Executive directors and land‑bank staff on Monday told the San Juan County Council that a long‑running public‑private partnership between the San Juan County Conservation Land Bank and the San Juan Preservation Trust has supported major conservation acquisitions and stewardship across the islands.
Angela Anderson, executive director of the San Juan Preservation Trust, and Lincoln Borman, director of the San Juan County Conservation Land Bank, described a collaborative model in which the land bank provides public funding principally from a real‑estate excise tax and the trust brings private fundraising, donors and transactional agility. Anderson said the trust is “a private, nationally accredited, non profit land trust” that has completed “over 300 land transactions” and protected “over 19,000 acres” since 1979; she added the trust now employs more than 26 staff and is headquartered in Friday Harbor.

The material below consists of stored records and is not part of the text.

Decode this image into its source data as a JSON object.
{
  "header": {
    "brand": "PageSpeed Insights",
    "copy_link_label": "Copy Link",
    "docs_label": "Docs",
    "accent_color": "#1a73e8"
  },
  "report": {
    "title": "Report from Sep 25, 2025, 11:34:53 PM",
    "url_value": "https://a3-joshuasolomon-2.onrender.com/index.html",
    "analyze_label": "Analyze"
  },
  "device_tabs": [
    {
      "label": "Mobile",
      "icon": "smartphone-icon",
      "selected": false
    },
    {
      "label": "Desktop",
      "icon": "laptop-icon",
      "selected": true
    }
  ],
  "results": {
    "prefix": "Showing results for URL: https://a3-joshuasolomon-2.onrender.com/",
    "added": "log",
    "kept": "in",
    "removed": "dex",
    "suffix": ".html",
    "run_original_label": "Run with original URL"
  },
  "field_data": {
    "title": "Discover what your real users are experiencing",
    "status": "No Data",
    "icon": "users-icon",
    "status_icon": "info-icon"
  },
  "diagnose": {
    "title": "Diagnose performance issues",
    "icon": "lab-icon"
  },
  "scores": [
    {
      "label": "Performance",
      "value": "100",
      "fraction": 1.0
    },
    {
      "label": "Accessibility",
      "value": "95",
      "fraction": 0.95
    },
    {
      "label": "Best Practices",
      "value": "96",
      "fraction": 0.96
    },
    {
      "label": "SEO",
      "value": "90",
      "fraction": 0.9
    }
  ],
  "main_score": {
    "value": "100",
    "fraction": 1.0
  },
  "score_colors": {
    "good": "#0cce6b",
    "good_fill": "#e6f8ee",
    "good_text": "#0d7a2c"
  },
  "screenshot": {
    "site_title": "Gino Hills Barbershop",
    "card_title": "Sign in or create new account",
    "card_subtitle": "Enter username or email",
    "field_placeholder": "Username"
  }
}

Why this matters: council members heard that the partnership’s dual approach — fee‑title acquisition by the public land bank combined with conservation easements held by the nonprofit — creates layered legal and financial protection for conserved parcels and leverages public funds to attract private philanthropy. Lincoln Borman called Turtleback “a turning point” that required coordinated county bonding and a large, time‑pressured fundraising campaign; that project expanded the trust’s fundraising ambitions and the land bank’s stewardship commitments.
Staff and trust leaders reviewed several multi‑year projects: Cascade Creek / Coho Preserve, where a salmon‑recovery grant of nearly $500,000 supported acquisition work; Turtleback, the partnership’s largest campaign that included county bonding and a multi‑million‑dollar fundraising drive; and Beaverton Marsh, a cooperative acquisition that connected preserved parcels and created a public trail corridor into Friday Harbor. Anderson and Borman said the partnership has protected roughly “3,700 acres and over 23,000 feet of shoreline” together.
Council members asked about long‑term stewardship funding and legal reviews. Council member Justin asked staff to follow up about stewardship investments and ensuring the county and partners fund long‑term care. Anderson described shared due diligence and fundraising responsibilities: “We may each be putting something into the different studies that are done, the assessments, the appraisals,” she said, adding that the trust often moves quickly if a property is about to hit the market and then raises funds while a transaction is underway.
Discussion vs. action: the presentation was informational. No land acquisitions, grants or formal county commitments were advanced during the meeting beyond staff follow‑up offers to consult with council members on stewardship funding.
Ending: Trust and land‑bank leaders said they will return to council as projects require land‑use approvals, stewardship planning or funding decisions; they emphasized continuing cooperation to maximize conservation outcomes.